“My darling,” the mother wrote, “I can only add my blessing to all that your sister says, and assure you that you are more in my thoughts and in my prayers (alas!) than those whom I see daily; for some hearts, the absent are always in the right, and so it is with the heart of your mother.”
So two days after the loan was offered so graciously, Lucien repaid it. Perhaps life had never seemed so bright to him as at that moment; but the touch of self-love in his joy did not escape the delicate sensibility and searching eyes of his friends.
“Any one might think that you were afraid to owe us anything,” exclaimed Fulgence.
“Oh! the pleasure that he takes in returning the money is a very serious symptom to my mind,” said Michel Chrestien. “It confirms some observations of my own. There is a spice of vanity in Lucien.”

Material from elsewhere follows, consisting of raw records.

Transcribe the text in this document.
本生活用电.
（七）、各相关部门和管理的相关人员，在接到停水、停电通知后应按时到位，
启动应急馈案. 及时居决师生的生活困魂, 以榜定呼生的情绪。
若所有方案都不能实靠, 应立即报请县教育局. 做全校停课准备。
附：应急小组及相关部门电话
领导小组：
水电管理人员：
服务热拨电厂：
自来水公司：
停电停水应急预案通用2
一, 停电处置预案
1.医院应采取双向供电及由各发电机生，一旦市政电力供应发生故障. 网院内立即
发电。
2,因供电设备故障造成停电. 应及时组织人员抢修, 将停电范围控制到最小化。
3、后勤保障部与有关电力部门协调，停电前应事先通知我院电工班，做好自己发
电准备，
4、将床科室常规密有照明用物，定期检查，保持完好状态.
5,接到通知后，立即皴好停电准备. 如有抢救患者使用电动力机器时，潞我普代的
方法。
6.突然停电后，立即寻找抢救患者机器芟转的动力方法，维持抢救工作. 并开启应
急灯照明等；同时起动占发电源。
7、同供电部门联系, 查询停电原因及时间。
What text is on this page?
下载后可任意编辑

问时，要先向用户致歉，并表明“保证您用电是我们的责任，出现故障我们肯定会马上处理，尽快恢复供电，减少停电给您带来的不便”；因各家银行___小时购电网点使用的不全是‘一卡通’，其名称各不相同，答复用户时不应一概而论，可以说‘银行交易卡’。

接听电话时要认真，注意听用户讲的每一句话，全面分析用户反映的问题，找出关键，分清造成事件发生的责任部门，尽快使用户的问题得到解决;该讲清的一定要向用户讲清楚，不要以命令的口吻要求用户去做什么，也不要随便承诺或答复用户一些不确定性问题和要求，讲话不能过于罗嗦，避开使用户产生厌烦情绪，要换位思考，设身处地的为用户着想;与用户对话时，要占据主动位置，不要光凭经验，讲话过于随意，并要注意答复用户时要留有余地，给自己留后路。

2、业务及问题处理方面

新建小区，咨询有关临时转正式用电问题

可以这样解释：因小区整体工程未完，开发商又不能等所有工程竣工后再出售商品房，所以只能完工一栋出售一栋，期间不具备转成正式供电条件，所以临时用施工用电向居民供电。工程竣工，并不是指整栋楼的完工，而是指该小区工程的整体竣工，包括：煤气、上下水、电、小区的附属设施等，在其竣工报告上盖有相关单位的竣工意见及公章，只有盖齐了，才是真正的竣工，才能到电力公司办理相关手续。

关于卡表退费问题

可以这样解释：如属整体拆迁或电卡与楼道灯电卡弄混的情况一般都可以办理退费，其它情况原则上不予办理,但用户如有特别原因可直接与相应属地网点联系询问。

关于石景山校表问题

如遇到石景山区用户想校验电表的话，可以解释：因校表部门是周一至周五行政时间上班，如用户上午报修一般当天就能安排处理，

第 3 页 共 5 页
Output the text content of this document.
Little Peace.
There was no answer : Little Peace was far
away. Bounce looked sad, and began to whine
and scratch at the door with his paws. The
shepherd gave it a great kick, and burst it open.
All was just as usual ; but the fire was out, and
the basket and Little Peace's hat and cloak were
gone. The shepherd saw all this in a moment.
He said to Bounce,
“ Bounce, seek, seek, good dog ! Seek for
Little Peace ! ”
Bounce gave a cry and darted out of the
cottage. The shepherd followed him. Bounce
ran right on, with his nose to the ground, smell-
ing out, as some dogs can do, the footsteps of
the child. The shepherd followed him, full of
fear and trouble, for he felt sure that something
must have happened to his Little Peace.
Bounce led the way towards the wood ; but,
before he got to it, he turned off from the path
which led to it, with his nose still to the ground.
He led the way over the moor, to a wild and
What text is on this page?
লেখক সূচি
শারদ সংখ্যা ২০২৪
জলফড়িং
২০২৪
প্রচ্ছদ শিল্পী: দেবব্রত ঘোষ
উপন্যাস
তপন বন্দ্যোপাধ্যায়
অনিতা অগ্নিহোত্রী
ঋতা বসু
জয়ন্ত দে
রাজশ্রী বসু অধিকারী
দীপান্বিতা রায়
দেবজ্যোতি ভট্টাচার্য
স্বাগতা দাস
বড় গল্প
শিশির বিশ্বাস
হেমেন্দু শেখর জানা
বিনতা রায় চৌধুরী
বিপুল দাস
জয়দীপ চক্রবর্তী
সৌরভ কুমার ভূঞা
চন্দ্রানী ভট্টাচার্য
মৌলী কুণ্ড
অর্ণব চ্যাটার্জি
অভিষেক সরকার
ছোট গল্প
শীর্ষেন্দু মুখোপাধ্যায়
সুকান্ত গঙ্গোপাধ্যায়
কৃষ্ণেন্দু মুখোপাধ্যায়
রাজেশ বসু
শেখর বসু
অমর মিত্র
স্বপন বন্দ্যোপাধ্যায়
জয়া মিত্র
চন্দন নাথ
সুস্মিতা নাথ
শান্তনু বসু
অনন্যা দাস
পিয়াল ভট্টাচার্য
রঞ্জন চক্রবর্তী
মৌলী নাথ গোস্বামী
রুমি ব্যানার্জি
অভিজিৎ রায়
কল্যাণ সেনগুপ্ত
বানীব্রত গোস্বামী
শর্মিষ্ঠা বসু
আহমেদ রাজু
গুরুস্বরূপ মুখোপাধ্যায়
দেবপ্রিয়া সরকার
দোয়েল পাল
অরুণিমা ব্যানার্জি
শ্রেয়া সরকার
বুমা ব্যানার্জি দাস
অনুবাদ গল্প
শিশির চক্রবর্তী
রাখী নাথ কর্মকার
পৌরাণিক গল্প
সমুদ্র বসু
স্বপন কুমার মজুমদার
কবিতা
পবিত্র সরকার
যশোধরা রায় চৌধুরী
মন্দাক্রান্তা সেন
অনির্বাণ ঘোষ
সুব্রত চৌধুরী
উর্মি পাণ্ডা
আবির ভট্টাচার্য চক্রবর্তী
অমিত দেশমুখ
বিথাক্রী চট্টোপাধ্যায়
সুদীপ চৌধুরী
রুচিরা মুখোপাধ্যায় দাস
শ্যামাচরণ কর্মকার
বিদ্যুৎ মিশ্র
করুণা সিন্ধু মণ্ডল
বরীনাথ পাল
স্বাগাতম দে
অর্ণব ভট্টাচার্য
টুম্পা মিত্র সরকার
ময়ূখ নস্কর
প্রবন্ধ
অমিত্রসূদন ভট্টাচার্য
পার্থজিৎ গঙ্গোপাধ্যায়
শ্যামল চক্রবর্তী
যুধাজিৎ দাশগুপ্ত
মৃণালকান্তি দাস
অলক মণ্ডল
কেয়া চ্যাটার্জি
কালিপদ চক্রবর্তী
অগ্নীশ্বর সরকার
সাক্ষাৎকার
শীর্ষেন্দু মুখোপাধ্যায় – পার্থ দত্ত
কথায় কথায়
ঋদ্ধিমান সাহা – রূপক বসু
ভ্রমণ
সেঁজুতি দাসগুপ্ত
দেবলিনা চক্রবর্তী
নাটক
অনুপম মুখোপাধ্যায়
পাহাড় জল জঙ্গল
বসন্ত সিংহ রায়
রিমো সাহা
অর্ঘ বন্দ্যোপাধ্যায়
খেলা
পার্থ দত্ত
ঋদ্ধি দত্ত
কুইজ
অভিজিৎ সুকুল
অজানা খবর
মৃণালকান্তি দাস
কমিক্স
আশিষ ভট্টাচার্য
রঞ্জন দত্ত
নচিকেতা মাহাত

“He is a poet,” said d’Arthez.
“But do you grudge me such a very natural feeling?” asked Lucien.
“We should bear in mind that he did not hide it,” said Leon Giraud; “he is still open with us; but I am afraid that he may come to feel shy of us.”
“And why?” Lucien asked.
“We can read your thoughts,” answered Joseph Bridau.
“There is a diabolical spirit in you that will seek to justify courses which are utterly contrary to our principles. Instead of being a sophist in theory, you will be a sophist in practice.”
“Ah! I am afraid of that,” said d’Arthez. “You will carry on admirable debates in your own mind, Lucien, and take up a lofty position in theory, and end by blameworthy actions. You will never be at one with yourself.”
“What ground have you for these charges?”
“Thy vanity, dear poet, is so great that it intrudes itself even into thy friendships!” cried Fulgence. “All vanity of that sort is a symptom of shocking egoism, and egoism poisons friendship.”
“Oh! dear,” said Lucien, “you cannot know how much I love you all.”
“If you loved us as we love you, would you have been in such a hurry to return the money which we had such pleasure in lending? or have made so much of it?”
“We don’t lend here; we give,” said Joseph Bridau roughly.
“Don’t think us unkind, dear boy,” said Michel Chrestien; “we are looking forward. We are afraid lest some day you may prefer a petty revenge to the joys of pure friendship. Read Goethe’s Tasso, the great master’s greatest work, and you will see how the poet-hero loved gorgeous stuffs and banquets and triumph and applause. Very well, be Tasso without his folly. Perhaps the world and its pleasures tempt you? Stay with us. Carry all the cravings of vanity into the world of imagination. Transpose folly. Keep virtue for daily wear, and let imagination run riot, instead of doing, as d’Arthez says, thinking high thoughts and living beneath them.”
Lucien hung his head. His friends were right.